A primeira parte da encíclica destina-se, portanto, a derrubar alguns preconceitos que viam o cristianismo como destrutor do eros. Situar a correta perspectiva na concepção da ágape como amor que sai de si na entrega e na doação para fazer o outro feliz. Numa época em que as relações amorosas caminham sobretudo na direção da busca da própria felicidade antes de qualquer outra coisa, a fé cristã proclama que amar é justamente sair de si e buscar a felicidade do outro. Só assim existe amor verdadeiro e felicidade possível.
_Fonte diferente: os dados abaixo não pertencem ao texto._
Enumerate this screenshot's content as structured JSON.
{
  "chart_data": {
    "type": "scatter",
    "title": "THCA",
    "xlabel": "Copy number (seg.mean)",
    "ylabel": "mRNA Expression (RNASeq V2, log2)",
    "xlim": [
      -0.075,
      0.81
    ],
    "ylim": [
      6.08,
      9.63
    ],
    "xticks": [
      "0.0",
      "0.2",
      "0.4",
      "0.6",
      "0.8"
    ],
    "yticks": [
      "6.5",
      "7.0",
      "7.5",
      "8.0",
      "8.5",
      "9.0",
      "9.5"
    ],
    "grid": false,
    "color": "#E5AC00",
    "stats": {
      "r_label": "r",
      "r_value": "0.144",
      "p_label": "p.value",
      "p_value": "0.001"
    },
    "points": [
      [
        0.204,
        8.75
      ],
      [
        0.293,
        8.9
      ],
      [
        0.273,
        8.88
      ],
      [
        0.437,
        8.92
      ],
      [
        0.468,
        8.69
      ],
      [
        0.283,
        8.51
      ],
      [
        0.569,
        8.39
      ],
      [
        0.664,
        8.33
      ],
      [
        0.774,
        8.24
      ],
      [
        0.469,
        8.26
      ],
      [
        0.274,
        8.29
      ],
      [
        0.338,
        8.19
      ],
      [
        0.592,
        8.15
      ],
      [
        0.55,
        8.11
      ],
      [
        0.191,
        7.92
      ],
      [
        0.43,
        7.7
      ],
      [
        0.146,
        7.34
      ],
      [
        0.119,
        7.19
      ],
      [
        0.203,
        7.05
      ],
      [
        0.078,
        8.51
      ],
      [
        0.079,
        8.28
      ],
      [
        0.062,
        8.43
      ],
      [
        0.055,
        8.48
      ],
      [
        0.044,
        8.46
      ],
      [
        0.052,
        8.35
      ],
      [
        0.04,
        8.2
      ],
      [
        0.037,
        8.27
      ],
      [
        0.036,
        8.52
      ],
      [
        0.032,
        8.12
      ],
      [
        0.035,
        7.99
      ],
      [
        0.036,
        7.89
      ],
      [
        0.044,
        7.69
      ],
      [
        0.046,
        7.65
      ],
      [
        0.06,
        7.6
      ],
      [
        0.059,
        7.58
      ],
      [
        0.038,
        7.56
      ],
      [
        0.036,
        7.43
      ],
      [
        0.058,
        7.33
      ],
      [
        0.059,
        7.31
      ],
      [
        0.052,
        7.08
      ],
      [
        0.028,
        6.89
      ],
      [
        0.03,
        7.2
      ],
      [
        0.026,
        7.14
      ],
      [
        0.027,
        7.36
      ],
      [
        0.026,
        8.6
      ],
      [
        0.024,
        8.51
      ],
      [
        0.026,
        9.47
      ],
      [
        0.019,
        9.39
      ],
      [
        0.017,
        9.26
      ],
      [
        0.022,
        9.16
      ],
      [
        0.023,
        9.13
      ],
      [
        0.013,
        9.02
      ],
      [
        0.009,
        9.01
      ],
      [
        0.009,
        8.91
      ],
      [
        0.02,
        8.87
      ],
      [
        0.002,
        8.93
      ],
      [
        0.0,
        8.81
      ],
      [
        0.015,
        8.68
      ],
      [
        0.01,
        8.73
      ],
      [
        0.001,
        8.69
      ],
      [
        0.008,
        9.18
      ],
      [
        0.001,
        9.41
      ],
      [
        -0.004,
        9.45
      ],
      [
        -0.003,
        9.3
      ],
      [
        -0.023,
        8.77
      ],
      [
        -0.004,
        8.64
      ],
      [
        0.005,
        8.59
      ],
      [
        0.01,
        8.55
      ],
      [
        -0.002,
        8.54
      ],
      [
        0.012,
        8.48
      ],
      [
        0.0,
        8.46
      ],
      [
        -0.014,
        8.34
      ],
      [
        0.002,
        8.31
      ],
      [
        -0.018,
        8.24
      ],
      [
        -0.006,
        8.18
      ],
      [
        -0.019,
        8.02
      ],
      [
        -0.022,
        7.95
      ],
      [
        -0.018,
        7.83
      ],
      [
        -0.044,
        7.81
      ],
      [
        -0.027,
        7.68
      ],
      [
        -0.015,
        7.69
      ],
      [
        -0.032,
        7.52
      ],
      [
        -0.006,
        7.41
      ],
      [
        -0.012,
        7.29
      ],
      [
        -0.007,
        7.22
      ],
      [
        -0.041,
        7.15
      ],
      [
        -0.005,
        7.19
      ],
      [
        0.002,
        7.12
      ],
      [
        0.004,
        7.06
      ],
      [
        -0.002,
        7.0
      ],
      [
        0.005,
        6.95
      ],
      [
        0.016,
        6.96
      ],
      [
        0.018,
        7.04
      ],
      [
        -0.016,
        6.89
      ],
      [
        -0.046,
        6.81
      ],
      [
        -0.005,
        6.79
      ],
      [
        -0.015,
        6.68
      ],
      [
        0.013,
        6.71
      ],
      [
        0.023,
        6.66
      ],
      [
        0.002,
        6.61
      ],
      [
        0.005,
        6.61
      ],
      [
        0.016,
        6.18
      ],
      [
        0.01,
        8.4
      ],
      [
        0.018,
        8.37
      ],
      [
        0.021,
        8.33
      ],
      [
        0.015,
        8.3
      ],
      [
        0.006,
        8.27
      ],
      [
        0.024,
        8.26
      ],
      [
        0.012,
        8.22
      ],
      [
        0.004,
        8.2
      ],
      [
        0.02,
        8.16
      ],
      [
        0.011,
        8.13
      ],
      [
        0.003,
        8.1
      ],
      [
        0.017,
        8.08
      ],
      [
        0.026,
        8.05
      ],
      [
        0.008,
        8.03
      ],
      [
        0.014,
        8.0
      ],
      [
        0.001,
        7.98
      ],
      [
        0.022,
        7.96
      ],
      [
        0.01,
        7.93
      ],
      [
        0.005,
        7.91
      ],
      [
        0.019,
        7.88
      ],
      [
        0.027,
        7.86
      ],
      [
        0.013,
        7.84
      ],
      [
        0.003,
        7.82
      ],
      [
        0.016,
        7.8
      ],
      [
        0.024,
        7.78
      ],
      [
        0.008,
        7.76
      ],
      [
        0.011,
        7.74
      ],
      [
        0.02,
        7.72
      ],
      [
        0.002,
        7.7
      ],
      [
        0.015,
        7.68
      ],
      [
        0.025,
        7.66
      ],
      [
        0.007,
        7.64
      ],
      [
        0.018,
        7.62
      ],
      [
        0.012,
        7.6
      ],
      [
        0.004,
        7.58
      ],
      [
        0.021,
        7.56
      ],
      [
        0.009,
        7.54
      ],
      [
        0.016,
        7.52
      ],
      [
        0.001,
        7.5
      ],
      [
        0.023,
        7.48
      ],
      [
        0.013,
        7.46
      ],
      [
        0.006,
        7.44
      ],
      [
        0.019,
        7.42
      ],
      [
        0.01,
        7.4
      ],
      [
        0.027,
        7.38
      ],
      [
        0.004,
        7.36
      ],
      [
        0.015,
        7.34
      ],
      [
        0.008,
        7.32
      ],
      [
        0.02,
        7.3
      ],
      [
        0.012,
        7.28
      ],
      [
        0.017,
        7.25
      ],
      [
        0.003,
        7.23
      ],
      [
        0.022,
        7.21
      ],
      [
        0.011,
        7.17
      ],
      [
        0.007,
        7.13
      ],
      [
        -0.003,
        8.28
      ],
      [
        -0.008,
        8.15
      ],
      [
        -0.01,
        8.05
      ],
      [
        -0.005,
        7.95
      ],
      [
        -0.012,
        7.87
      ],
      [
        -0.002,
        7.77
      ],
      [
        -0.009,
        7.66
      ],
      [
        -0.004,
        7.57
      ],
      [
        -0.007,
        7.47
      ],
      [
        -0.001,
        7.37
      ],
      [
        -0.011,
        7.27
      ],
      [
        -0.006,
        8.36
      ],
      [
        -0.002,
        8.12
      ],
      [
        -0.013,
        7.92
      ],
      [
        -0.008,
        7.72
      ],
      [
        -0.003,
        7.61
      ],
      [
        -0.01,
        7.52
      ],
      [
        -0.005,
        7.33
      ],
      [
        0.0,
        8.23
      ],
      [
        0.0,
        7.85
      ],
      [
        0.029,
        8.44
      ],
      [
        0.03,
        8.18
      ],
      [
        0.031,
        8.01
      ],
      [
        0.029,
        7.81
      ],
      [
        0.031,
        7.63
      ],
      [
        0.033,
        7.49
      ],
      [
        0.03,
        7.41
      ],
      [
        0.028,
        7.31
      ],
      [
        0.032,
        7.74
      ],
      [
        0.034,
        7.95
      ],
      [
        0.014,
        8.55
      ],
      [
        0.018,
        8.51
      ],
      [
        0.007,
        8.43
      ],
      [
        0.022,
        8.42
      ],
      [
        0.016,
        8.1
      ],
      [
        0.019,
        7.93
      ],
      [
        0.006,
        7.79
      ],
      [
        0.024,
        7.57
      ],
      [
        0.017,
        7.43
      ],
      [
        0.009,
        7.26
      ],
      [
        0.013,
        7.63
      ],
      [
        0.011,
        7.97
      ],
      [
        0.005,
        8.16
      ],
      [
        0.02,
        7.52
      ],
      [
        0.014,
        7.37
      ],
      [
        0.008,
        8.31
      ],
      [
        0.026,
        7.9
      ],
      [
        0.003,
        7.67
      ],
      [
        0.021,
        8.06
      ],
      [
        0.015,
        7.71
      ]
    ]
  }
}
Entretanto, continua o papa, o ser humano não poderia dar-se, sair de si, sacrificar-se abnegadamente no exercício de amar se não recebesse, também, amor. O amor só pode acontecer em sua forma agápica se existe uma fonte de onde bebe incessantemente. Essa fonte é Deus. Por que Deus nos amou primeiro, podemos então amar gratuita e oblativamente, pois sempre estará disponível para nós a fonte divina jorrando incansavelmente Seu infinito amor. ''O mandamento do amor - coração do cristianismo - só se torna possível porque não é mera exigência: o amor pode ser um imperativo porque antes nos é dado.'' Portanto, só ele é digno de fé, porque é o próprio conteúdo da fé.